Harris Interactive just released their annual RQ (reputation quotient) survey among the U.S. public. This is year 12 for the Harris RQ – that’s a long time and underscores the value that this kind of research brings. Harris conducts the survey among consumers on what they call the most visible companies in the US along with others that represent major industries. The study starts by asking people to nominate or name the companies that stand out as having the best and worst reputations overall. The most nominated companies form the core group asked about. For this reason, one usually finds that those companies that have been in the headlines for reputational scandals are measured. Besides the usual ranking of who’s on first and who’s struck out, Harris identifies several trends:
- Among their “elite” reputation winners (i.e. most highly regarded), two reputation drivers stand out – “looks like a company that has high ethical standards” and “tends to outperform its competitors.” Again, this underscores the importance of speaking up and being an industry leader.
- How companies communicate also drives reputation according to Harris – communicating Sincerely, Accurately and Consistently correlates highly with positive reputation. Transparency and empathy count.
- An additional theme that Harris highlights is that those companies that “support the infrastrucuture” of Americans’ lives at work and at home also drives positive corporate perceptions. This means that companies that help people get their jobs done easily at home and at work tend to be esteemed. Interesting notion.
- All the major industry sectors saw year over year reputation improvements — particularly automotive.

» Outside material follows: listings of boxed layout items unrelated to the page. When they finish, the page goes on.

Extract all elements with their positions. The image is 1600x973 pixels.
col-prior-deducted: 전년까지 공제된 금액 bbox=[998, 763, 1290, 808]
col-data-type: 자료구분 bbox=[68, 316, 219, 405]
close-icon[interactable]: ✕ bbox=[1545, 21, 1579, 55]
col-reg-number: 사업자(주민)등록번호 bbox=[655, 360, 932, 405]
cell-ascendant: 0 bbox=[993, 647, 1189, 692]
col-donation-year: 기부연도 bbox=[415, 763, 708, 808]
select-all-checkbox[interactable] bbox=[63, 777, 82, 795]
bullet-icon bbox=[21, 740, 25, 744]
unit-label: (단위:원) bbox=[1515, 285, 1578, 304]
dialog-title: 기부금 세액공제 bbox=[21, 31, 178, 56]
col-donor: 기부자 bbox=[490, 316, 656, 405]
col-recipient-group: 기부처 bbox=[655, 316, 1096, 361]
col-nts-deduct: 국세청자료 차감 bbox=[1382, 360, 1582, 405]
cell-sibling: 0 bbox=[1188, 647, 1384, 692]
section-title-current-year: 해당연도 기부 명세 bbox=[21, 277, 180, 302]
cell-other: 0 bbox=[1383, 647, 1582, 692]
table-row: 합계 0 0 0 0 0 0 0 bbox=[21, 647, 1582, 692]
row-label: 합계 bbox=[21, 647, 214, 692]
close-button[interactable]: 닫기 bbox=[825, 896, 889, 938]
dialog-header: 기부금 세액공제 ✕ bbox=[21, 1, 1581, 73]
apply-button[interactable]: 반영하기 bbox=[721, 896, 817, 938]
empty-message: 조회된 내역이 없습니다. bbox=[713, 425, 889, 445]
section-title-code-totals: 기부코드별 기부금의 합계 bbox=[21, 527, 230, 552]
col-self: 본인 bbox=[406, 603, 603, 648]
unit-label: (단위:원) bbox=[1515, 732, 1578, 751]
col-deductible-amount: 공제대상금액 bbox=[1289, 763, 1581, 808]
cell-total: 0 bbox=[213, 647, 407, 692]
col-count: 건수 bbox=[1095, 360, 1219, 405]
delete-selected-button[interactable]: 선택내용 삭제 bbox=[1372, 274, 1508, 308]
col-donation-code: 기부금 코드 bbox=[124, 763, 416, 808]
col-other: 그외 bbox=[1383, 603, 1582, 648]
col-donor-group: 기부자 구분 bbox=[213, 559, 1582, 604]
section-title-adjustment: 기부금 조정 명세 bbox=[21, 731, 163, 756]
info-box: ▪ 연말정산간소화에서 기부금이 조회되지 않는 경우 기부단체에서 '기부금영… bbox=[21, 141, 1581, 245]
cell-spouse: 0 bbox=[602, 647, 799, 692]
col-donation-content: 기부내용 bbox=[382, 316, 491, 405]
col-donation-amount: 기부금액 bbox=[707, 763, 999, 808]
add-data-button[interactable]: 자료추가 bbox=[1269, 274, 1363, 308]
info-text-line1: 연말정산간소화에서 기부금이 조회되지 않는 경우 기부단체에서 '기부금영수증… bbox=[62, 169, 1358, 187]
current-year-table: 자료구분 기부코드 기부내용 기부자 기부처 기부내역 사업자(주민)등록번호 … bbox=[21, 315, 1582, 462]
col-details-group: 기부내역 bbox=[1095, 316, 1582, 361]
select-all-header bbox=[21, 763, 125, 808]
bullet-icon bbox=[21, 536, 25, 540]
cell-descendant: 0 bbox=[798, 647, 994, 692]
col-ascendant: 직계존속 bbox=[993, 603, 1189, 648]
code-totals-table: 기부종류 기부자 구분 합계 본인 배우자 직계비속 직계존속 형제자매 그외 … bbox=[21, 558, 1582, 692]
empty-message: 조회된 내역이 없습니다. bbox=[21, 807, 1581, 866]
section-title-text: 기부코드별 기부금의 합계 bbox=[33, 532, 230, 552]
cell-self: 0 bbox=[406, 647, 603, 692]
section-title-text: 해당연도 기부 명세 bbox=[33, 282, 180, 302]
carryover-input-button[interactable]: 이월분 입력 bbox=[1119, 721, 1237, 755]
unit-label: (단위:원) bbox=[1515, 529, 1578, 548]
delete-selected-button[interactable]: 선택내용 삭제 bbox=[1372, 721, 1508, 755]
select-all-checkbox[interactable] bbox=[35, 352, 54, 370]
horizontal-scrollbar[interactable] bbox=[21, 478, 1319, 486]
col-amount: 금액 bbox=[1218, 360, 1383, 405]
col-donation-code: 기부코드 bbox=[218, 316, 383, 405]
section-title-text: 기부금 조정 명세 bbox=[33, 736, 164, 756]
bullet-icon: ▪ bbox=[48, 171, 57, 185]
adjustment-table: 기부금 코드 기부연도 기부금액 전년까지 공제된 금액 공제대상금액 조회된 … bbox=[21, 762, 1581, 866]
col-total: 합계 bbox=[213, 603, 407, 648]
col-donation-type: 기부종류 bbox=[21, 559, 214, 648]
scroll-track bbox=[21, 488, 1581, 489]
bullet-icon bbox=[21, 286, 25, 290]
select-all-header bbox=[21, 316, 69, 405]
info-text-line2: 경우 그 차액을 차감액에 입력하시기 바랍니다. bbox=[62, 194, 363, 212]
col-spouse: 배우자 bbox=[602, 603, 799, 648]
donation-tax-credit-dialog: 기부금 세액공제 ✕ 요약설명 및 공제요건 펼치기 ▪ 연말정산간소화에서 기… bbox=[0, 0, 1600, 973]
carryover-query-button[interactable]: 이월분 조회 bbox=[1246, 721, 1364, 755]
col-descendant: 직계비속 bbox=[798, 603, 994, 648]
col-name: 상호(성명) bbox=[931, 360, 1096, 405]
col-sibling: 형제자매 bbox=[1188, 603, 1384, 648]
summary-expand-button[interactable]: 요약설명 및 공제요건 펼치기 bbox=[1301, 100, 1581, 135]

Of course, there are always clouds and rays of light in any silver lining. And here it is….66% say that the reputation of corporate America is not good but there’s hope for improvement. This figure has not moved much from the 65% who said the same thing last year. So I’d say a solid thumbs down with cautious optimism. However, 22% say the reputation of corporate America is good with room for improvement (up four percentage points from last year). Not so terrible. A miniscule 1% says corporate America’s reputation is great and can’t get any better (same as last year). I sure would like to find out more about them to see what they are thinking or or if they are living in the clouds! Thankfully only 12% of the American public say corporate America’s reputation is terrible and there is little that can be done about it. That’s pretty definitive. So all in all, hope is alive for corporate America and for those of us in the reputation management arena, it is in our hands.